A measure space $(X,\mu)$ is separable if there is a countable family of measurable subsets $\{E_k \}_{k=1}^\infty $ so that if $E$ is any measurable set of finite measure , then $$\mu(E \triangle E_{n_k}) \to 0 \,\,\,\,\,\,\,as \,k\to0$$ for an appropriate subsequence $\{n_k \}$ which depends on $E$ .
Prove that if the measure space $X$ is separable, then $L_{p}$ is separable when $1 ≤ p < ∞$.
I try to prove it like this:
We have for every measurable set $E$ with finite measure associated measurable set $E_{nk}$ s.t. $\mu(E \triangle E_{n_k})<\epsilon$.
CLAIM: The collection$$ F:= \{\sum_{i=1}^Nr\chi_{E_{n_{i}}
}\}\,\,\,\,\,\,\, r\in Q $$ is countable dense in $L^p$.
Since simple functions are dense in $L^p$ given $f \in L^p$, Let $\epsilon >0$ and choose $\phi$ such that $\|\phi-f\|_{L^p} < \frac{\epsilon}{2}$. Now, let $$\phi = \sum_{i=1}^{N} c_i \chi_{E_i}$$ with $E_i$ pairwise disjoint meaurable with finite measure. Let $\psi \in F$ with $$\psi = \sum_{i=1}^{N} r_i \chi_{E_{n_i}}$$ be such that $\mu(E_n \triangle E_{n_i}) < {\epsilon^p}$ with the $E_{n_i}$ pairwise disjoint. Then,
\begin{eqnarray*}
\left( \int_\mathbb{X} |\phi-\psi|^p \, d\mu \right)^\frac{1}{p} &\leq& \left( \int_\mathbb{X} \left(\sum_{i=1}^{N}|c_i\chi_{E_i}-r_i\chi_{E_{n_i}}| \right)^p \, d\mu \right)^\frac{1}{p} \\
& \stackrel{Minkowski}{\leq}& \sum_{i=1}^{N} \left( \int_\mathbb{X} |c_i\chi_{E_i}-r_i\chi_{E_{n_i}}|^p \, d\mu \right)^\frac{1}{p} \\
\end{eqnarray*}
I got stuck..!! I try to connect the last above inequality with symmetric difference between $E_n$ and $E_{n_i}$ but I have difficulties in that because of existences of $r_i$ and $c_i$.

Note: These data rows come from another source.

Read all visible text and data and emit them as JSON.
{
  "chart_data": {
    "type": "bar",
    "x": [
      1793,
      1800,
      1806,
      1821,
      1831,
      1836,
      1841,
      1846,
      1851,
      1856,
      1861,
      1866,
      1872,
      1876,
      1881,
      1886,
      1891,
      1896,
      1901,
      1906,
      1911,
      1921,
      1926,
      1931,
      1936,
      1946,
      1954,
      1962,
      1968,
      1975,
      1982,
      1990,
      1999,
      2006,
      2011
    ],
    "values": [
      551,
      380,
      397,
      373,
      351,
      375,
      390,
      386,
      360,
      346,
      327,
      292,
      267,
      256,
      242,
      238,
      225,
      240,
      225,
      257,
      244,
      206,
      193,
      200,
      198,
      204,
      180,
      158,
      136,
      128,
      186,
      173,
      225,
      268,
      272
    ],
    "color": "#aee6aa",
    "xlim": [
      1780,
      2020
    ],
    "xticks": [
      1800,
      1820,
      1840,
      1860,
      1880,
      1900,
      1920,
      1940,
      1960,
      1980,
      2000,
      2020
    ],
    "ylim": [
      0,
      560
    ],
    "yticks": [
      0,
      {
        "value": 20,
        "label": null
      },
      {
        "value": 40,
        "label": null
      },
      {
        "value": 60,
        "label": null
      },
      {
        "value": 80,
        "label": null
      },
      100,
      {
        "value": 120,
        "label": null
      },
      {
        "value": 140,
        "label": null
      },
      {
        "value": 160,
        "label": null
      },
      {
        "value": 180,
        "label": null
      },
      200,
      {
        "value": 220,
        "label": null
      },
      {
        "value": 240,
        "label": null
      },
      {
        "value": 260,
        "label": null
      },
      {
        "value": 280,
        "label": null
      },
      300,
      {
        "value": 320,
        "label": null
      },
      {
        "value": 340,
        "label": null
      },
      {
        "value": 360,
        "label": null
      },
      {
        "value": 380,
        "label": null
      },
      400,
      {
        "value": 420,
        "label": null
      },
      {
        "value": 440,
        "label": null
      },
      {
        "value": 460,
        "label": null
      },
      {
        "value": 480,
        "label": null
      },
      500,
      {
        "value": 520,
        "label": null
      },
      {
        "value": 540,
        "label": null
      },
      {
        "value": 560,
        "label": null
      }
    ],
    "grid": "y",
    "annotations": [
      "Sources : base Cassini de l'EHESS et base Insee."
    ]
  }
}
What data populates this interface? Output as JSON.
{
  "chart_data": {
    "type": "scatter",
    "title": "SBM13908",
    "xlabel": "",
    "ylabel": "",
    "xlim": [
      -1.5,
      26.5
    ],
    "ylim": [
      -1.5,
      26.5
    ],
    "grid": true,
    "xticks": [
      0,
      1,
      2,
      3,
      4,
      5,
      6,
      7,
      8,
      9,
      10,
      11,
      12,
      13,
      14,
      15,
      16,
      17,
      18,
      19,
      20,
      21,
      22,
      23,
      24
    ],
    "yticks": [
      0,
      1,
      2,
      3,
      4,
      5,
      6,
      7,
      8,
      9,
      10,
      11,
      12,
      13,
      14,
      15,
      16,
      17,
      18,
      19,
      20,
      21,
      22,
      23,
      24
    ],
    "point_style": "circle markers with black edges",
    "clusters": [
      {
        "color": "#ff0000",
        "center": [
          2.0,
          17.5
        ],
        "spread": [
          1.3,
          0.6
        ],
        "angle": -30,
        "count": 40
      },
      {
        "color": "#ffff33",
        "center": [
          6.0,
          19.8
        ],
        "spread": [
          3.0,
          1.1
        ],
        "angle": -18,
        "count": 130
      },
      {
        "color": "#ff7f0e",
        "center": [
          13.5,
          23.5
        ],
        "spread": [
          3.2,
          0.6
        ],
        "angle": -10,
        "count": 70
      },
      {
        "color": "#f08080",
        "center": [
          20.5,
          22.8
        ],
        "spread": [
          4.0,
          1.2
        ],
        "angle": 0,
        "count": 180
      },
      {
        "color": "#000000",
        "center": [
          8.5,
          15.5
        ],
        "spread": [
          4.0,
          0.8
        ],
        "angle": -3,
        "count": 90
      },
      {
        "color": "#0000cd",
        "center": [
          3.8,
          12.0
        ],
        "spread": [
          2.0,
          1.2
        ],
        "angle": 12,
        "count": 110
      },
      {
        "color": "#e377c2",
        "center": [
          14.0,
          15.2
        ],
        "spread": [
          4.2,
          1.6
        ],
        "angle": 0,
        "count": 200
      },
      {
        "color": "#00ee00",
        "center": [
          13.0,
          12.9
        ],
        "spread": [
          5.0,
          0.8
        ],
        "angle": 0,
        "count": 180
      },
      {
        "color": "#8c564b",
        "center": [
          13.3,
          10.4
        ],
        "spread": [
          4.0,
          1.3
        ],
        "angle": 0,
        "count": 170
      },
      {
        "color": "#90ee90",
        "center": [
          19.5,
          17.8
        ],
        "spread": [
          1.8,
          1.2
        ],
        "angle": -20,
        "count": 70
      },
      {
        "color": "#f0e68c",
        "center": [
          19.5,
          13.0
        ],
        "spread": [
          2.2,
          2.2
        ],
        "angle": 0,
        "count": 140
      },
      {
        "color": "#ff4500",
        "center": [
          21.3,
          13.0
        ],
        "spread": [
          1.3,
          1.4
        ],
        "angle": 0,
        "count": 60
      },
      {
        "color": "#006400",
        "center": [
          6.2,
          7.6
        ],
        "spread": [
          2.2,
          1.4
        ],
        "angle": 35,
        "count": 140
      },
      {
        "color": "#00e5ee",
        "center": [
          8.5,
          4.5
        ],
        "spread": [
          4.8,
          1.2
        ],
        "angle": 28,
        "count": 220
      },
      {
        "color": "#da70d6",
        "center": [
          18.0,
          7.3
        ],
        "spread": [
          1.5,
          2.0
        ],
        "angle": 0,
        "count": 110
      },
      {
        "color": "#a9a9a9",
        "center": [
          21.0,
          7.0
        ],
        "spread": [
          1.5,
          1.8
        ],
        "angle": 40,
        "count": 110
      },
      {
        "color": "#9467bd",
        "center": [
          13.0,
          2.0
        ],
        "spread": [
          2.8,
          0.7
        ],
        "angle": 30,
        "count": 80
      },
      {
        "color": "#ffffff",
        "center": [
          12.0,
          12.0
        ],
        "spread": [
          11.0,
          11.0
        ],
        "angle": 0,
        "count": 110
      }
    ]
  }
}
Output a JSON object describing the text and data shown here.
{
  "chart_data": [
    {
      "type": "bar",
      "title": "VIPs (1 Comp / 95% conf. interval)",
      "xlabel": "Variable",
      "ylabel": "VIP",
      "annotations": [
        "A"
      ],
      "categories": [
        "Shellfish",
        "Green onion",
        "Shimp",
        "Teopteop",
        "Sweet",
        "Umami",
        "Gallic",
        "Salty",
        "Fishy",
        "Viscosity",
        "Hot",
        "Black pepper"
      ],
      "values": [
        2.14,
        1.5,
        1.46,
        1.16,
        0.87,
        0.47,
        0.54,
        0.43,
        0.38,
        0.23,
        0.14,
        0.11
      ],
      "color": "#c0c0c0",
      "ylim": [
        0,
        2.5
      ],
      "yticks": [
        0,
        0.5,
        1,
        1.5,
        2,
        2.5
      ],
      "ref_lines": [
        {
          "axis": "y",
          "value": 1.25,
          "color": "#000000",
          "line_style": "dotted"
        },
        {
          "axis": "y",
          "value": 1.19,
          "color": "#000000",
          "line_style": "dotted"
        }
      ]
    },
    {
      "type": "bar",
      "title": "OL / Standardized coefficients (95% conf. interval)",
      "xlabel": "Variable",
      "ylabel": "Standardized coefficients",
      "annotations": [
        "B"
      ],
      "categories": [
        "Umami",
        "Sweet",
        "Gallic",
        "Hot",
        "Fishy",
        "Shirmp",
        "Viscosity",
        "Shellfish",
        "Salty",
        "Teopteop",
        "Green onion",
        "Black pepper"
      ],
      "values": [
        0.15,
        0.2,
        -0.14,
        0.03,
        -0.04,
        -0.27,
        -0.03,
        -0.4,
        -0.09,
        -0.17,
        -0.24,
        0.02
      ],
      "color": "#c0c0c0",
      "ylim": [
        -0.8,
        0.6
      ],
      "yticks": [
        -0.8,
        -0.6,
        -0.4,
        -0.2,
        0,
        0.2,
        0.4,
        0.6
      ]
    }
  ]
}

I need help to complete the proof.
Thanks.
Best Answer
We claim that $\mathcal{A} := \{\sum_{i=1}^N r_i \chi_{E_{k_i}} : r_i \in \mathbb{Q}, k_1,\dots,k_N \ge 1\}$ is dense in $L^p$. Since simple functions are dense, it suffices to show simple functions are in the closure of $\mathcal{A}$. By linearity and the density of the rationals in the reals, it suffices to show that $\chi_E$ is in the closure of $\mathcal{A}$ for any measurable set $E$. So fix a measurable set $E$, and take $\epsilon > 0$. By assumption, there is some $E_k$ so that $\mu(E\Delta E_k) < \epsilon$. Then $||\chi_E - \chi_{E_k}||_p \le \epsilon^{1/p}$.